7 Meskipun Yehuwa beriba hati dan lambat marah, jika perlu Ia sungguh-sungguh memperlihatkan kemarahan yang adil-benar. Pada zaman itu, keibaan hati ilahi telah mencapai batasnya. Kita membaca tentang akibatnya, ”[Yehuwa] menggerakkan raja orang Kasdim melawan mereka. Raja itu membunuh teruna mereka dengan pedang dalam rumah kudus mereka, dan tidak menyayangkan [”tidak beriba hati terhadap”, NW] teruna atau gadis, orang tua atau orang ubanan—semua diserahkan [Yehuwa] ke dalam tangannya.” (2 Tawarikh 36:17) Dengan demikian, Yerusalem dan baitnya dibinasakan, dan bangsa tersebut ditawan ke Babel.
Keibaan Hati demi Nama-Nya
8, 9. (a) Mengapa Yehuwa menyatakan bahwa Ia akan memiliki keibaan hati demi nama-Nya? (b) Bagaimana musuh-musuh dari Yehuwa dibungkamkan?

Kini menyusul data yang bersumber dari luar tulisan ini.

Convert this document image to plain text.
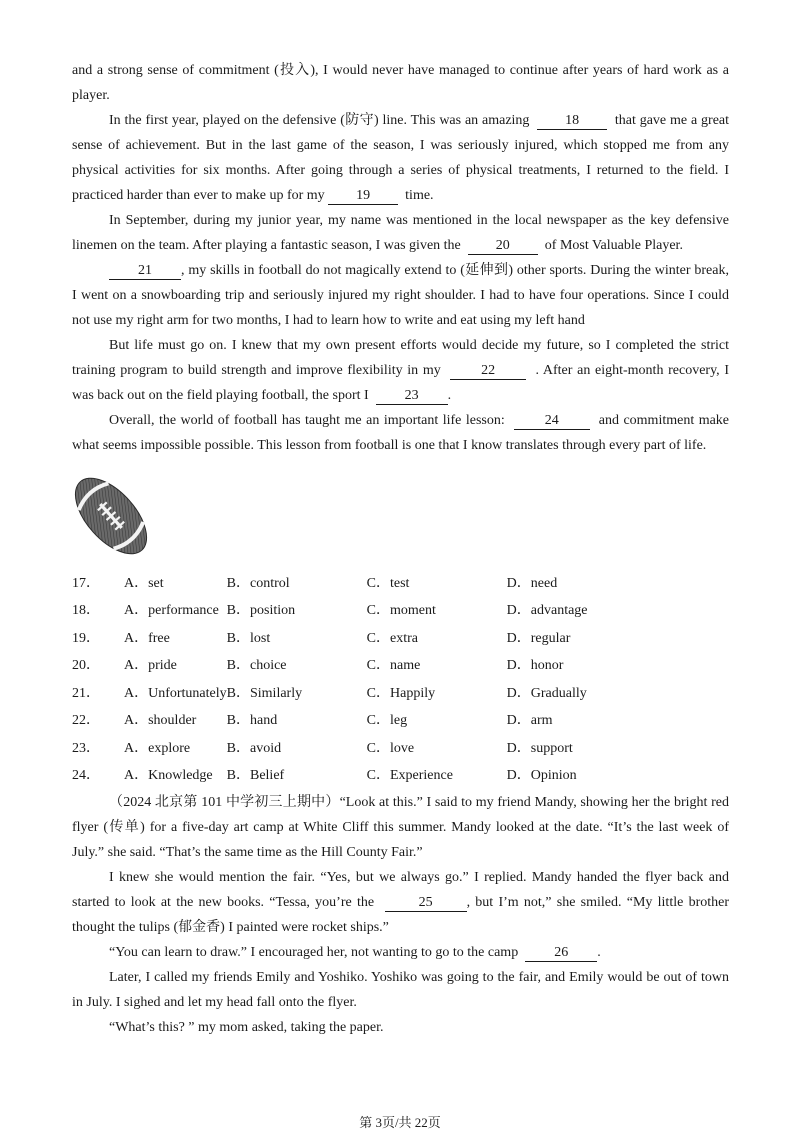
and a strong sense of commitment (投入), I would never have managed to continue after years of hard work as a player.

In the first year, played on the defensive (防守) line. This was an amazing	18	that gave me a great sense of achievement. But in the last game of the season, I was seriously injured, which stopped me from any physical activities for six months. After going through a series of physical treatments, I returned to the field. I practiced harder than ever to make up for my 19	time.

In September, during my junior year, my name was mentioned in the local newspaper as the key defensive linemen on the team. After playing a fantastic season, I was given the	20	of Most Valuable Player.

21 , my skills in football do not magically extend to (延伸到) other sports. During the winter break, I went on a snowboarding trip and seriously injured my right shoulder. I had to have four operations. Since I could not use my right arm for two months, I had to learn how to write and eat using my left hand

But life must go on. I knew that my own present efforts would decide my future, so I completed the strict training program to build strength and improve flexibility in my	22	. After an eight-month recovery, I was back out on the field playing football, the sport I	23 .

Overall, the world of football has taught me an important life lesson:	24	and commitment make what seems impossible possible. This lesson from football is one that I know translates through every part of life.

17．	A．set	B．control	C．test	D．need
18．	A．performance	B．position	C．moment	D．advantage
19．	A．free	B．lost	C．extra	D．regular
20．	A．pride	B．choice	C．name	D．honor
21．	A．Unfortunately	B．Similarly	C．Happily	D．Gradually
22．	A．shoulder	B．hand	C．leg	D．arm
23．	A．explore	B．avoid	C．love	D．support
24．	A．Knowledge	B．Belief	C．Experience	D．Opinion

（2024 北京第 101 中学初三上期中）“Look at this.” I said to my friend Mandy, showing her the bright red flyer (传单) for a five-day art camp at White Cliff this summer. Mandy looked at the date. “It’s the last week of July.” she said. “That’s the same time as the Hill County Fair.”

I knew she would mention the fair. “Yes, but we always go.” I replied. Mandy handed the flyer back and started to look at the new books. “Tessa, you’re the	25 , but I’m not,” she smiled. “My little brother thought the tulips (郁金香) I painted were rocket ships.”

“You can learn to draw.” I encouraged her, not wanting to go to the camp	26 .

Later, I called my friends Emily and Yoshiko. Yoshiko was going to the fair, and Emily would be out of town in July. I sighed and let my head fall onto the flyer.

“What’s this? ” my mom asked, taking the paper.

第 3页/共 22页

8 Bangsa-bangsa di sekeliling mereka bersukacita karena bencana ini. Dengan nada mengejek, mereka mengatakan, ”Mereka umat [Yehuwa], tetapi mereka harus keluar dari tanah-Nya.” Didorong perasaan peka terhadap celaan ini, Yehuwa mengatakan, ”Aku merasa sakit hati karena [”akan memiliki keibaan hati atas”, NW] nama-Ku yang kudus . . . Aku akan menguduskan nama-Ku yang besar. . . . Dan bangsa-bangsa akan mengetahui bahwa Akulah [Yehuwa].”—Yehezkiel 36:20-23.
9 Setelah bangsa-Nya berada dalam penawanan selama 70 tahun, Allah yang beriba hati, Yehuwa, melepaskan mereka dan mengizinkan mereka pulang dan membangun kembali bait di Yerusalem. Hal ini membungkamkan bangsa-bangsa di sekeliling mereka, yang menyaksikan dengan takjub. (Yehezkiel 36:35, 36) Namun, sayang sekali bangsa Israel kembali jatuh ke dalam praktek-praktek buruk. Seorang Yahudi yang setia, Nehemia, membantu memperbaiki situasinya. Dalam doa di hadapan umum, ia mengulas cara-cara Allah yang penuh keibaan hati dalam berurusan dengan bangsa tersebut, dengan mengatakan,
10. Bagaimana Nehemia menonjolkan keibaan hati Yehuwa?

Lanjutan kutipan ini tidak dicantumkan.